As a seller, you can technically sell your property to anyone you want, including friends and family. However, when listing your home on the market, you may not have complete control over the buyer.
Additionally, it is illegal to discriminate based on race, religion, gender, or national origin, and in some cases, sexual orientation. But there are a few legal reasons to refuse a buyer’s offer.
3 Legal Reasons to Refuse an Offer
You can work with an attorney or real estate to discuss reasons you can legally refuse an offer on your home. But, for starters here are three reasons you can use to reject a buyer.
- The offer is too low
If the buyer is offering a price below the market value of your home, then you can reject their offer. You will probably want to wait for another buyer who can pay the full value so that you do not have a loss. However, a low offer is better than a deal that falls apart, so you should also make sure the buyer is preapproved.
- The buyer is not eligible for a mortgage
If you suspect that the buyer will not be able to get a loan sufficient for the offer, then you can refuse them. For instance, if a buyer has a poor credit score or cannot obtain a loan, then you can lawfully refuse them.
You don’t want their offer to fall through, so if they cannot prove that they can get a loan you can deny them. You can let them know that if they obtain a loan commitment you can consider their offer.
- You want to take your house off the market
If you decide to keep your house rather than sell, you have the right to refuse an offer from anyone. You do not legally have to sell your house just because you listed it. However, if this is your reason for refusing to sell to a buyer, you cannot just sell to someone else.
Reasons You Cannot Refuse a Buyer
You cannot choose who buys your home based on discriminatory factors, otherwise, you could face legal action. Under the Fair Housing Act, a homebuyer’s race, sex, familial status, religion, and national origin are protected. In some states, the law also prevents discrimination for sexual orientation.
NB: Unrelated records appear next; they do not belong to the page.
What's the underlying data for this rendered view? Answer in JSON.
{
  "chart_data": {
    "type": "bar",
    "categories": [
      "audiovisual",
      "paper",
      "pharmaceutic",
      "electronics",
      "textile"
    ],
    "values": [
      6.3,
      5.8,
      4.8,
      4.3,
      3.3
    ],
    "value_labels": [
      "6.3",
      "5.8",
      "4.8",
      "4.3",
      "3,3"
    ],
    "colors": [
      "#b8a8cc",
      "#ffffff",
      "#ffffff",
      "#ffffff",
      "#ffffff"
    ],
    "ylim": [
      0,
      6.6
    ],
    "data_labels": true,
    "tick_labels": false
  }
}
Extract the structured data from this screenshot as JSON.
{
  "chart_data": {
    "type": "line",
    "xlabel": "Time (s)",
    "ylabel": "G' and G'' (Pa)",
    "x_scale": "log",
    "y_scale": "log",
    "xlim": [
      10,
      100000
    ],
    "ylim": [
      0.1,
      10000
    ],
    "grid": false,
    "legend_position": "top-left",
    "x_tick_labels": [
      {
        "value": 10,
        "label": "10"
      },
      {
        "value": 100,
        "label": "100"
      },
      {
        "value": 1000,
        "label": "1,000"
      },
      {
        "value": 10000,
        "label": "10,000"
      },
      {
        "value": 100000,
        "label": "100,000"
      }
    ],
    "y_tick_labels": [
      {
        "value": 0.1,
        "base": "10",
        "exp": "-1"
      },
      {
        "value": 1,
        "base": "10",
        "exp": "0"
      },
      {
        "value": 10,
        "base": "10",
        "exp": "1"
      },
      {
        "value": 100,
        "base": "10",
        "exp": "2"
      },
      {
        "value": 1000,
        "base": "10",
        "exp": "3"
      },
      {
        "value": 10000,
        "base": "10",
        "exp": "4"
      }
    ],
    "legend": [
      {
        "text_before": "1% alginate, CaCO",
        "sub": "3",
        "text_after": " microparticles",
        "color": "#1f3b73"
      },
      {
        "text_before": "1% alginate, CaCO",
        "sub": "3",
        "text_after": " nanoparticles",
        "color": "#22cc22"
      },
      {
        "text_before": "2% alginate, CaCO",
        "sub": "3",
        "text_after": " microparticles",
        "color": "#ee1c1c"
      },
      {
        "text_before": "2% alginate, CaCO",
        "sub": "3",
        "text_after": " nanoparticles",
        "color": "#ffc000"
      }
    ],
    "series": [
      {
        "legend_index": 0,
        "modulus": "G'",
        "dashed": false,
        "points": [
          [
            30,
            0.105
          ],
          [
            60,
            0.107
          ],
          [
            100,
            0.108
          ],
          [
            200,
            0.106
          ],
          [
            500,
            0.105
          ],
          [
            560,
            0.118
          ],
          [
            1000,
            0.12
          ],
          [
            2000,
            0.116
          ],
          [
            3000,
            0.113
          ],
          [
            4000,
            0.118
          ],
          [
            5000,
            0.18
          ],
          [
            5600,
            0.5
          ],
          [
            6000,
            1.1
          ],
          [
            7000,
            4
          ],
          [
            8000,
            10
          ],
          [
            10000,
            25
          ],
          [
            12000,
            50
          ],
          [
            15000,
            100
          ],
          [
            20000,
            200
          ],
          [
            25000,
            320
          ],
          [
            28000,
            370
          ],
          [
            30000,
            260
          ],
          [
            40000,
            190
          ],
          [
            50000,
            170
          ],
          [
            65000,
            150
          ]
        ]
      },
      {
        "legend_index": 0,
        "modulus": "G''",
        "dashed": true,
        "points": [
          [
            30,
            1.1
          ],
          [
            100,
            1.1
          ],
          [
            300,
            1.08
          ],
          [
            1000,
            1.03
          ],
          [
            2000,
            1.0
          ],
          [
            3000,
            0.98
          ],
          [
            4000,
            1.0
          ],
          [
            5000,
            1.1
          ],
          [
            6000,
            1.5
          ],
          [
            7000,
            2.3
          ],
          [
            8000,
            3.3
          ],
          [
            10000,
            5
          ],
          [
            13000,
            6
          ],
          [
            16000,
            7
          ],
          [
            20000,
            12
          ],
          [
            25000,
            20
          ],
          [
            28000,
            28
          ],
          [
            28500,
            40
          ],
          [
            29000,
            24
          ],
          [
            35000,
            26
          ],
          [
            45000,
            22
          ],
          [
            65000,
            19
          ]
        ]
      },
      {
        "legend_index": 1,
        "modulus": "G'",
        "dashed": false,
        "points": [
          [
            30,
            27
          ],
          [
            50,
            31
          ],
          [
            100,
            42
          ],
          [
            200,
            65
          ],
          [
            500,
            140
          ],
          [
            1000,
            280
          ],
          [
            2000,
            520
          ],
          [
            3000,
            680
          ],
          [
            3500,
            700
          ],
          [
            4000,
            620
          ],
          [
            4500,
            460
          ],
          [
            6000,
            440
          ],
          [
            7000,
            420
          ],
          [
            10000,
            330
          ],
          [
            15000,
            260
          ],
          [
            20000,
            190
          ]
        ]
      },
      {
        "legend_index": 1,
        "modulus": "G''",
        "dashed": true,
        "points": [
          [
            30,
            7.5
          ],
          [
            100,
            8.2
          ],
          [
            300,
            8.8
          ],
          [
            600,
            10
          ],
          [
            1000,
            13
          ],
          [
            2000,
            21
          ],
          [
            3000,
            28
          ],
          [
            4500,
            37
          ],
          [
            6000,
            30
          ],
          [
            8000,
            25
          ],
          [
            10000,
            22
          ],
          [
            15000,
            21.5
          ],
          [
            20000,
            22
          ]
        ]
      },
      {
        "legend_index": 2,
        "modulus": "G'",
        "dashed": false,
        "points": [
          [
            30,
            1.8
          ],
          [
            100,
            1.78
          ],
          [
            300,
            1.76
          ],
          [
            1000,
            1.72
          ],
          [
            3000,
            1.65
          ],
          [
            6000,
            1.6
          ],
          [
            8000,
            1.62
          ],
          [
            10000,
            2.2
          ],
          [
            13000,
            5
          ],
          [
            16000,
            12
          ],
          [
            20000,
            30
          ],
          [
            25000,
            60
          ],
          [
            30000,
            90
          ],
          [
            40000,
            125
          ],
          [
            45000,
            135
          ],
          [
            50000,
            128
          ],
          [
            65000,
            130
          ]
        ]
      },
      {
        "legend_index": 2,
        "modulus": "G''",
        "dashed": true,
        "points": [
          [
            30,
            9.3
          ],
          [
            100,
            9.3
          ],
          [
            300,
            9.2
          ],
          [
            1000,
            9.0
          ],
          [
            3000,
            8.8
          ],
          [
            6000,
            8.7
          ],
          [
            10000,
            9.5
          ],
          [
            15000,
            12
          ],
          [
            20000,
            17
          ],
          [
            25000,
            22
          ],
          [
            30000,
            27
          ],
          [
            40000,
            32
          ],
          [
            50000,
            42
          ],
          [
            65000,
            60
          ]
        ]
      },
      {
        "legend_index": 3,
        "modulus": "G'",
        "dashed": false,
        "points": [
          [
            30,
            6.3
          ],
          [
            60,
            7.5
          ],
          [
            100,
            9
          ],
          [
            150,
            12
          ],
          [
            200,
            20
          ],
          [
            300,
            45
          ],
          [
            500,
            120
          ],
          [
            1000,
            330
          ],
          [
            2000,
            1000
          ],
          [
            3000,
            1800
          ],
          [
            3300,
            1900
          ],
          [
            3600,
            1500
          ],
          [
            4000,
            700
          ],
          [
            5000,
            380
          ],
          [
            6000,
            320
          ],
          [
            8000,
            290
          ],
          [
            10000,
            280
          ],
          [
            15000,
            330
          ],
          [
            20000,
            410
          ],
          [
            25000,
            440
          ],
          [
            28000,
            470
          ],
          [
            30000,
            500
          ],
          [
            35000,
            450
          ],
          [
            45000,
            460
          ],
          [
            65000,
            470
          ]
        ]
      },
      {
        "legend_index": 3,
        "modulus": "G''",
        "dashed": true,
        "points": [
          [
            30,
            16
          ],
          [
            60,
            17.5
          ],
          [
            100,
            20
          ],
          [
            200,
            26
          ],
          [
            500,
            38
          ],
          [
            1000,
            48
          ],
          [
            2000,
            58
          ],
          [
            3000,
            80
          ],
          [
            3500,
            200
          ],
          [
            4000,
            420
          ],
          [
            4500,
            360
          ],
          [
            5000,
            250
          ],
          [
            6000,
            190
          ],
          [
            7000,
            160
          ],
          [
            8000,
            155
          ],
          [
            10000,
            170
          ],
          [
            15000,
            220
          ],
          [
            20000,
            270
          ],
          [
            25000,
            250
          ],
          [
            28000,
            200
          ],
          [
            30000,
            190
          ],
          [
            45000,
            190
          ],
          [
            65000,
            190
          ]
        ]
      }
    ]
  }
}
If you violate the law by refusing to sell based on one of these factors, you can face serious penalties and a lawsuit.
Choosing Between Multiple Offers
If you get multiple offers on your home, then you can select who you sell your house to based on the price, timing, and any concessions the buyers have requested. You can also let the buyers know that you have multiple offers and ask them to provide their best offers. Alternatively, you could just accept offers based on first-come, first-serve to ensure you get an offer.
If price is the most important factor in your choice, then you may just go with whoever has the highest bid or the highest cash offer. However, when calculating which offer will bring you the most profit, take into account all of your expenses. Keep in mind that you will still have to pay for fees, taxes, closing costs, and potential home improvements.
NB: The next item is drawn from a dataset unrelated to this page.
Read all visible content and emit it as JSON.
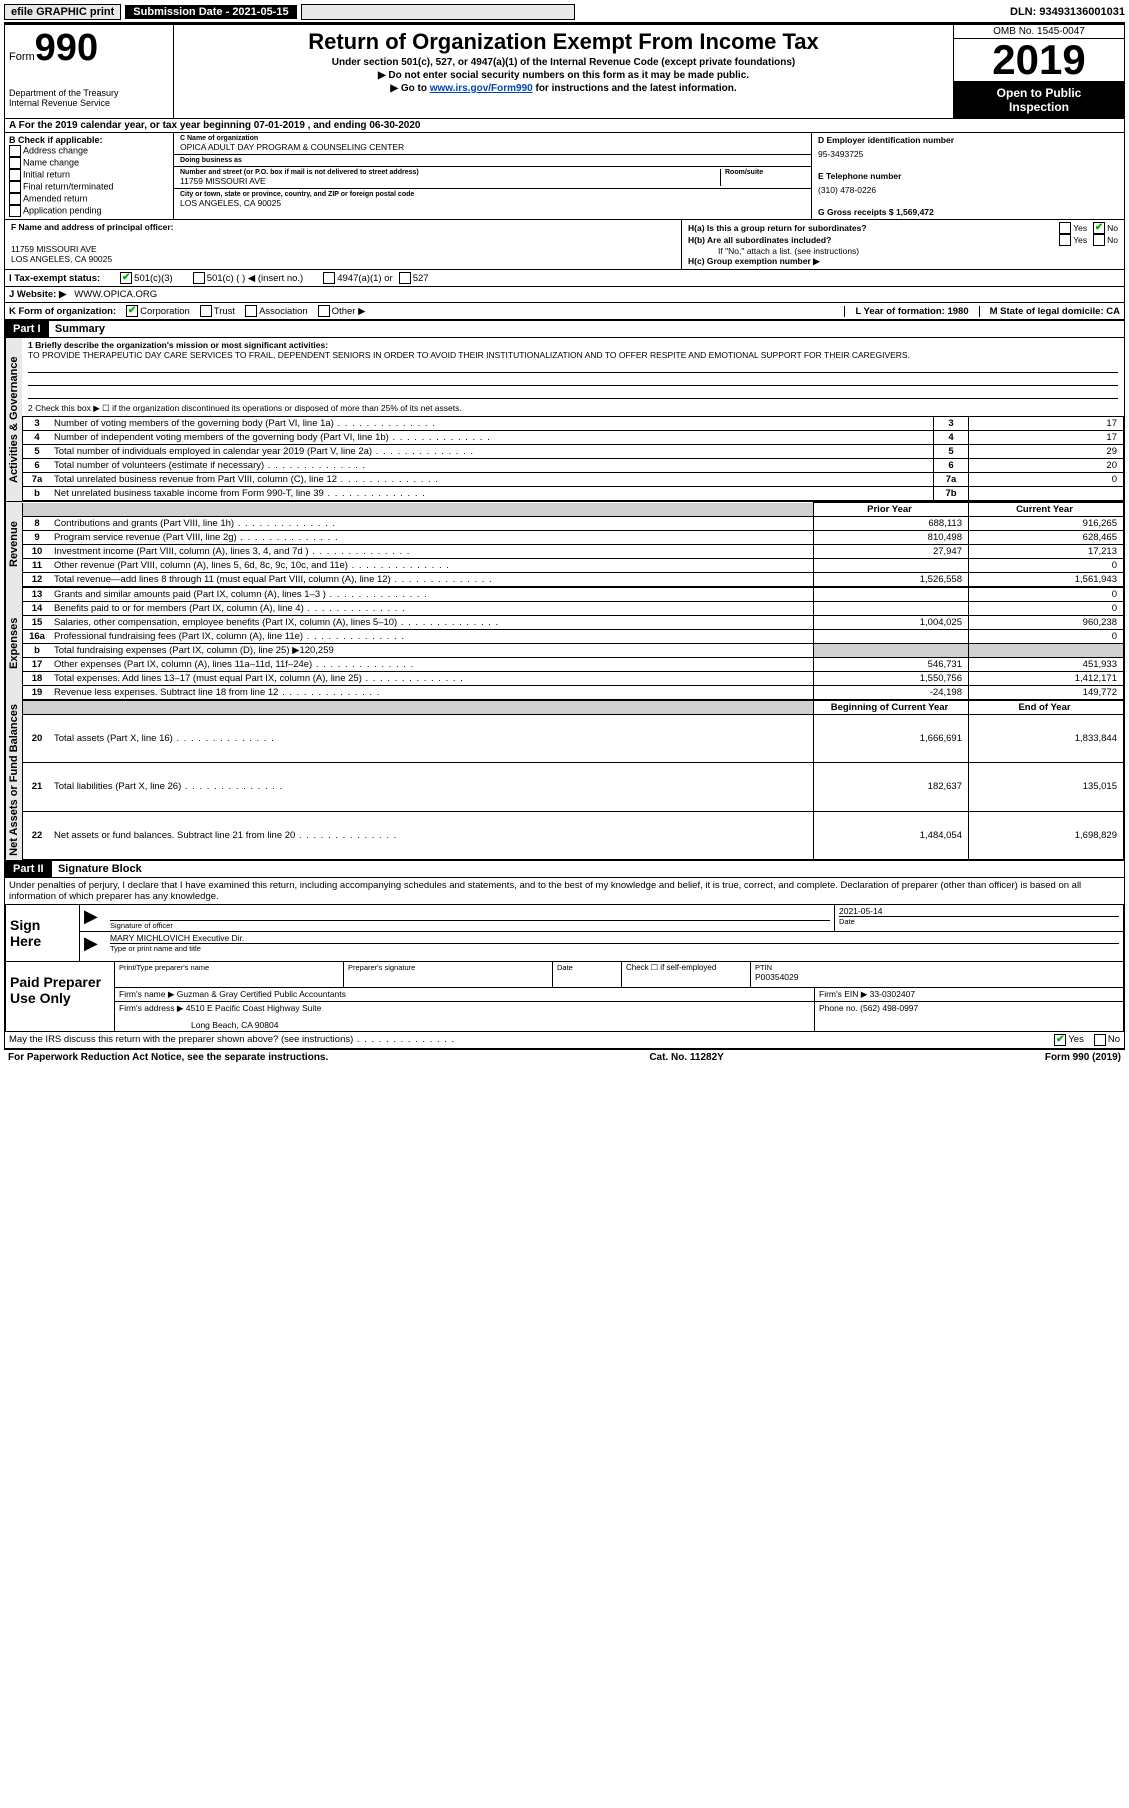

Speaking of home improvements, some buyers will ask you to make concessions, or price reductions, for repair costs, HOA fees, or closing costs. Concessions are not always bad, as they can qualify as a tax deduction and make a deal more appealing. However, if you have multiple offers to choose from, go with the buyer asking for the fewest concessions because it will make it easier for you and increase your profit.
The final consideration is timing. Typically, a seller’s goal is to close the deal as soon as possible. If you have multiple offers, you will likely want to choose the one ready to close in a few weeks, rather than a few months.
Ultimately, you do have quite a bit of control over who buys your house. While you cannot legally discriminate against protected classes, there are legal reasons to refuse an offer. In today’s market, you may get a few offers on your home and you have the right to choose between them. You may choose based on the profit you’ll make, concessions required, and/or timing.
A real estate agent can also guide you through how to choose who buys your house from multiple offers. They will be familiar with the market and the law and can help simplify the process of selling your home. But, ultimately, choosing the best buyer is up to you.